Comme habituellement après une nuit de travail, je m’installais ce matin dans mon fauteuil pour y dévorer la presse locale, tout en sirotant un café bien chaud. Pour une fois, les nouvelles, loin de dresser un portrait pessimiste de la société actuelle, m’ont permis quelques éclats de rire.

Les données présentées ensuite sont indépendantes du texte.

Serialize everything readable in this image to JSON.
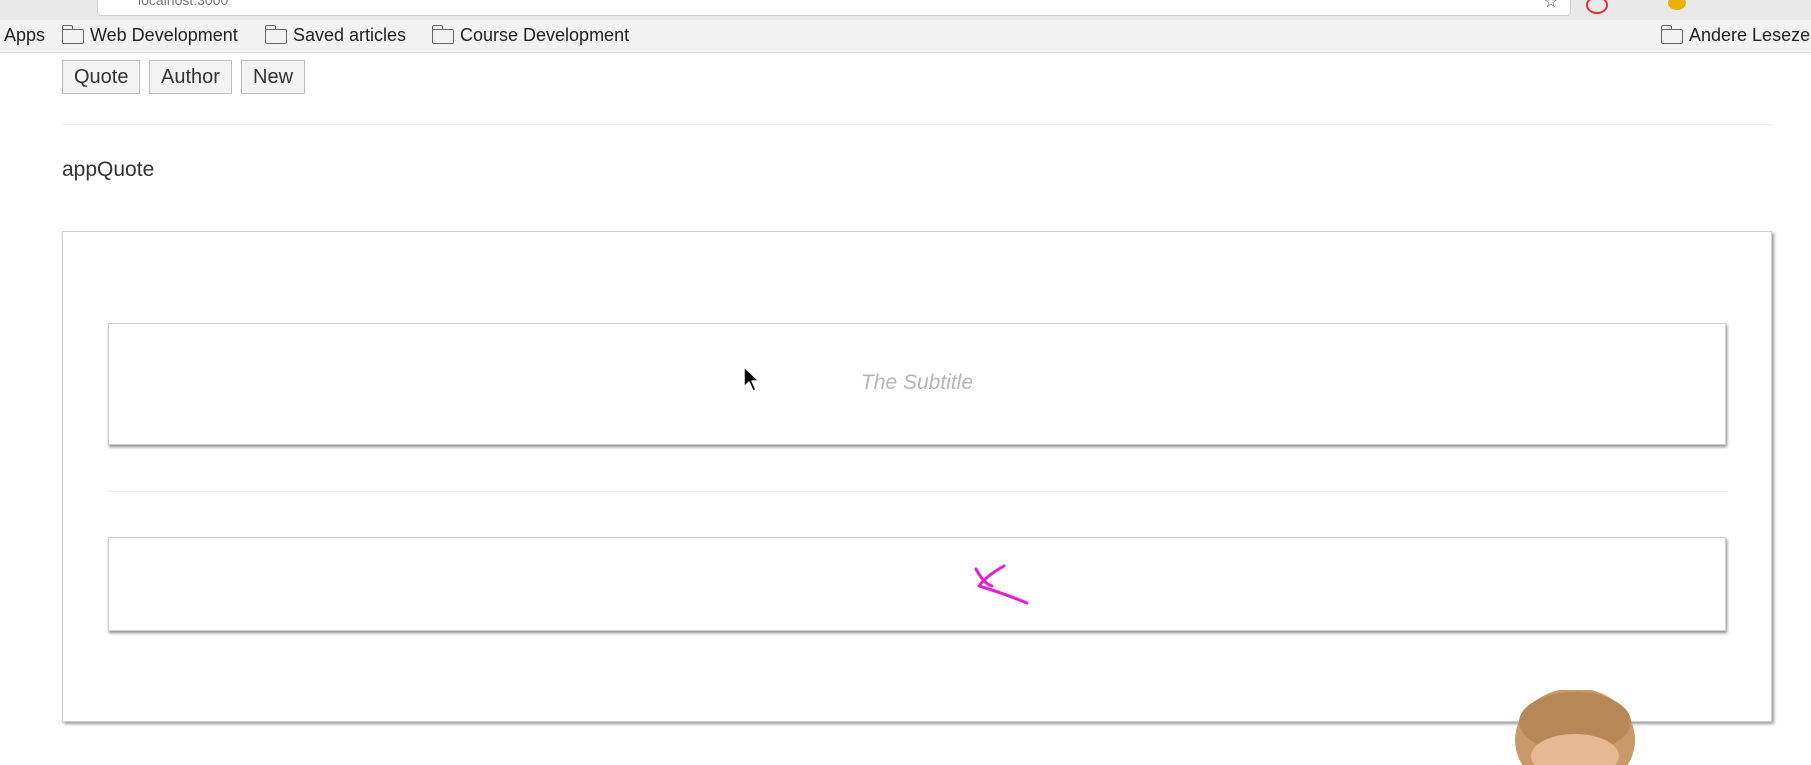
{
  "browser": {
    "address": "localhost:3000",
    "bookmarks": {
      "apps_label": "Apps",
      "items": [
        {
          "label": "Web Development"
        },
        {
          "label": "Saved articles"
        },
        {
          "label": "Course Development"
        }
      ],
      "right_item": "Andere Leseze"
    }
  },
  "app": {
    "nav": {
      "quote_label": "Quote",
      "author_label": "Author",
      "new_label": "New"
    },
    "component_label": "appQuote",
    "subtitle_placeholder": "The Subtitle"
  },
  "colors": {
    "annotation": "#e21ed6",
    "border": "#cfcfcf",
    "placeholder": "#b5b5b5"
  }
}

Tout ceci grâce à l’article consacré au bilan de la vidéosurveillance, dressé par le maire adjoint à la sécurité, Jacques Beaujean.
Faisons ensemble une rapide relecture.
Tout d’abord, affiché en titre, la vidéo protection (oui ! ce n’est plus vidéosurveillance ! Le lexique est si important.) a « un réel effet dissuasif ». Fier de son explication, l’adjoint clame que l’effet de la vidéo protection sur la délinquance est « […] difficilement quantifiable mais il y a un réel effet dissuasif ». Il faut que quelqu’un m’explique comment peut-on trouver à la vidéo un effet réel, donc concret, donc définissable tout en étant non quantifiable, donc non mesurable, donc indéfinissable. C’est digne des blagues carambar !
Deuxième affirmation de l’adjoint à la sécurité, c’est que « l’effet [sur] les incivilités est plus visibles ». Il donne pour preuve qu’ « on recense moins de dégradations autour du parking de la place des Martyrs ». Certes nous pouvons nous en féliciter, mais la baisse des dégradations n’a rien à voir avec le fait qu’il y ait moins de voitures dans ce secteur, à cause des zones bleues ! En effet, si les objets de vandalismes sont moins nombreux, il parait normal que leurs dégradations soient elles aussi moins nombreuses.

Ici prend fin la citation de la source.